Personalità eclettica dalla curiosità inesauribile, si è cimentato
anche nella scultura (esponendo a Parigi, Vienna, Tel Aviv), nel
settore della gioielleria creativa (ha partecipato alia Biennale
Intemazionale “Aurea Arte” di Firenze), della scultura in vetro
lavorando con Venini, Salviati, Toso, e soprattutto con Lino
Tagliapietra, in quello della ceramica lavorando nella fornace di
Sandro Soravia di Albissola; ha collaborato anche alla realizzazione
di documentari d’arte per la casa di produzione svizzera Polivideo.
Fondatore della Scuola di Grafica Artistica di Castelnuovo del
Garda, e direttore del Museo d’Arte Moderna di Gazoldo degli
Ippoliti (Mantova). Ha tenuto le cattedre di Storia dell’Arte e di
Pittura all’Accademia di Belle Arti Cignaroli di Verona, essendone
direttore per oltre un decennio, dal 1987 al 1998. Margonari, come
ha scritto Giuseppe Marchiori, “non fa parte di nessuna mafia
artistica, é un artista libero, ama l’arte fantastica, inventa ogni
volta una propria surrealtà, rompendo indugi, spazi, convenzioni,
tradizioni, consuetudini, con una rapace certezza collaudata da una
lunga serie di viaggi nel tempo, che gli hanno fatto scoprire una
segreta misura stilistica negata agli altri”. Inoltre questo
artista, come ha osservato Patrick Waldberg, “con i suoi scritti e
la sua pittura, non ha mai smesso di difendere, in Italia, il
difficile volo dell’immaginario, in poesia o in arte. Questo
comportamento da solo meriterebbe che gli si intrecciassero palme.
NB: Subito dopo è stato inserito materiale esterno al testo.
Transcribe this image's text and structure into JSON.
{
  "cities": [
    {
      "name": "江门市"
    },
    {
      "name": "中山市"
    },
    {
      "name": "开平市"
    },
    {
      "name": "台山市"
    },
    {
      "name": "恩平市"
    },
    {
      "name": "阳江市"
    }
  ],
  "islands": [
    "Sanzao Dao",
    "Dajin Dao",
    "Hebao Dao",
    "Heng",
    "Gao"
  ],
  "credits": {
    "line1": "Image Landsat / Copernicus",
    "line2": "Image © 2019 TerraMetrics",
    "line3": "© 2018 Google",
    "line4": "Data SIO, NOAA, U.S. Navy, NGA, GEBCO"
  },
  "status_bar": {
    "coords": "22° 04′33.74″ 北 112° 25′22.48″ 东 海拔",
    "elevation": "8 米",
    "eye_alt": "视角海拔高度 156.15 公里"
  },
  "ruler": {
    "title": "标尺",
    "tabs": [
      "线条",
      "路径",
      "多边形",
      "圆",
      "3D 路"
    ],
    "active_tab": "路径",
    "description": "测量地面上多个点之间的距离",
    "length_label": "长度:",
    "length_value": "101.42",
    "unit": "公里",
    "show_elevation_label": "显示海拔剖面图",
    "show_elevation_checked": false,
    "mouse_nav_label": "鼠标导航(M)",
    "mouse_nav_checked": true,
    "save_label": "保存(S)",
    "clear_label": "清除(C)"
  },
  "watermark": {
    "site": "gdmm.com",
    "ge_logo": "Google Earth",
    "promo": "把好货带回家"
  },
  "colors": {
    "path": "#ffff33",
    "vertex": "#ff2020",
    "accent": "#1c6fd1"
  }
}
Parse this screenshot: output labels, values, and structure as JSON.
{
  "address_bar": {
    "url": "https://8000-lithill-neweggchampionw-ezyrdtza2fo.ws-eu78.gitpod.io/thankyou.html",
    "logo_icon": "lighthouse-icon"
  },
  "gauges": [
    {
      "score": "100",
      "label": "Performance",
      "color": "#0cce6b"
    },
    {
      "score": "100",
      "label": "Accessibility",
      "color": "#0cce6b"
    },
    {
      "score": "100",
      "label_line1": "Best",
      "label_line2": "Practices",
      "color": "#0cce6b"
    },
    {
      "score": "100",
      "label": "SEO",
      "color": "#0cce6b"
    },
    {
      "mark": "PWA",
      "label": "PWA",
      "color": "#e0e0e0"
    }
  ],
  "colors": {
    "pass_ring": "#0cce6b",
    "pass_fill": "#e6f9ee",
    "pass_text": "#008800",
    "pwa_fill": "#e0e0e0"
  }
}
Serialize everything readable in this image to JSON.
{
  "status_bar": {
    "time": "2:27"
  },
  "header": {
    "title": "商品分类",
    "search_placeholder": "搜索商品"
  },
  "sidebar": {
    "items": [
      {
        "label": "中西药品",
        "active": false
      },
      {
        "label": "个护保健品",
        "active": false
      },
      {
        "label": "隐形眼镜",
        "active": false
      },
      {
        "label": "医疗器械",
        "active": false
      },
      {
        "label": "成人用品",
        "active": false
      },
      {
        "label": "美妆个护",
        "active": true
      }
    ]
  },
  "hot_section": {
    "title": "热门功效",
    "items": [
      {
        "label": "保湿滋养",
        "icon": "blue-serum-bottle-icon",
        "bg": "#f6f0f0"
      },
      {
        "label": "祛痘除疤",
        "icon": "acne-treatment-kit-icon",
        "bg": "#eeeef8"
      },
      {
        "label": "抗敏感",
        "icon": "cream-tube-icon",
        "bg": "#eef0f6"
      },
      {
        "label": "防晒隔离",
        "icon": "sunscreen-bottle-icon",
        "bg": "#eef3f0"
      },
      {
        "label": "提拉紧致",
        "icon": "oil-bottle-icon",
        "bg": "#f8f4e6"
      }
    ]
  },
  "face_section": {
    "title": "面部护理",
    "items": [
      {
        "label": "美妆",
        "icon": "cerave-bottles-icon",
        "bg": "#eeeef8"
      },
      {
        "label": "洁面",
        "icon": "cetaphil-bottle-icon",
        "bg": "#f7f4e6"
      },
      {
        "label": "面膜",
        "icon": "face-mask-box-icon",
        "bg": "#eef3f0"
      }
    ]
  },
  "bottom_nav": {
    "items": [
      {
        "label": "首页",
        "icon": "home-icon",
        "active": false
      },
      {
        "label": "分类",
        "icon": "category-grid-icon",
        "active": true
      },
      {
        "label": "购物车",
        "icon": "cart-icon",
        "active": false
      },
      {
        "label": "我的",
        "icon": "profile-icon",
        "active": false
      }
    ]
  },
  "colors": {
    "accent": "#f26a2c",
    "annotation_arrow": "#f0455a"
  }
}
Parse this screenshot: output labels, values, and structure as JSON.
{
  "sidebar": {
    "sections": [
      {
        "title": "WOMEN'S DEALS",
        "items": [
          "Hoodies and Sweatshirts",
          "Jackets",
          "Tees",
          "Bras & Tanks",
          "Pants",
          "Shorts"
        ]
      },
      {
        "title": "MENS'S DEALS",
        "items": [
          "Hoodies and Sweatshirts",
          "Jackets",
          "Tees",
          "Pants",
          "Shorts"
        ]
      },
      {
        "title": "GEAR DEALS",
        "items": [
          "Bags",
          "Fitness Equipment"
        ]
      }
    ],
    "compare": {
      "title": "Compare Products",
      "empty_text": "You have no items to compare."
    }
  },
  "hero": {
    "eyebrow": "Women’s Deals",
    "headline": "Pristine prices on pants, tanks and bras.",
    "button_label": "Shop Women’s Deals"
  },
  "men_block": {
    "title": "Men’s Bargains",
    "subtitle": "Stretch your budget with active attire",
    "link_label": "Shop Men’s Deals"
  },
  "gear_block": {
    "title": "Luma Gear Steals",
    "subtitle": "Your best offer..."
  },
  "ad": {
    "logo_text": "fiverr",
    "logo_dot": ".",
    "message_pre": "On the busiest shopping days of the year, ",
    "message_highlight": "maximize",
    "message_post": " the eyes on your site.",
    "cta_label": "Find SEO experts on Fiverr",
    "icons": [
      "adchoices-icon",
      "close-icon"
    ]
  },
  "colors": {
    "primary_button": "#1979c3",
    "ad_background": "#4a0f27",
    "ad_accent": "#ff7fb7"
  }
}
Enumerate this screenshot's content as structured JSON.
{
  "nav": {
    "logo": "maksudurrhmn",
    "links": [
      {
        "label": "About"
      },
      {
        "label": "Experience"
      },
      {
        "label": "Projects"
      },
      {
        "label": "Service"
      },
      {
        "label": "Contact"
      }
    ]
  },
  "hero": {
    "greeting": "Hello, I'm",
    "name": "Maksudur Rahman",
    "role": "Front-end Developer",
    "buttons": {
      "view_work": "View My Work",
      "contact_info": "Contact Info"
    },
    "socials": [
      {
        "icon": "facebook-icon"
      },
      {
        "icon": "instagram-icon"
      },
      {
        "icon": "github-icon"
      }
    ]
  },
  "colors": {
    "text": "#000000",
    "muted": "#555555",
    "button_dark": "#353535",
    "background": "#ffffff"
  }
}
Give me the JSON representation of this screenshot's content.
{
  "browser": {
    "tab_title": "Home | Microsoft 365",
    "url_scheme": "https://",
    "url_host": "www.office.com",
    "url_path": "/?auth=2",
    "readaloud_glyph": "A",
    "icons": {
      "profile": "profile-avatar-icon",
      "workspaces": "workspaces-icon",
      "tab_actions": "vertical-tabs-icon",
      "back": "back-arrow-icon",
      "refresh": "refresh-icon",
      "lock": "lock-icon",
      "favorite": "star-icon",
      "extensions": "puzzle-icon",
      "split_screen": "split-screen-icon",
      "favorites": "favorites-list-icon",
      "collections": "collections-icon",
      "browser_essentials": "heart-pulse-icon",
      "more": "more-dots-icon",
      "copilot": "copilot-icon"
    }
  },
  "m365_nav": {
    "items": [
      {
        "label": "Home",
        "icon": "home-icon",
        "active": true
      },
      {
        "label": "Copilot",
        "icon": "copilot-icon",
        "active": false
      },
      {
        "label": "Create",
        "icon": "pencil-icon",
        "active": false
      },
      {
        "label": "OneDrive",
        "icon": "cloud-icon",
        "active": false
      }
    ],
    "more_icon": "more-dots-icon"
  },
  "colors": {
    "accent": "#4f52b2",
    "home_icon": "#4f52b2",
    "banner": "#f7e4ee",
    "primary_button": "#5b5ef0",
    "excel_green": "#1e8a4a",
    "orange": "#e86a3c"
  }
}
Ma c’e in più la sua pittura, dove i meticolosi barbagli
dell’infanzia si legano al sogno inquieto dell’uomo maturo che non
ha rinunciato alla ricerca dell’essenziale”. La più recente
testimonianza, in occasione di una recente personale, ben oltre le
cento, é dell’artista Lucio Pozzi che scrive da New York: “Col
sorriso innocente di un demone seduttore... si scaraventa... nel
nostro sguardo e prima che ce ne siamo accorti se n’e già andato. Ma
poi non c’è più modo di liberarsene”.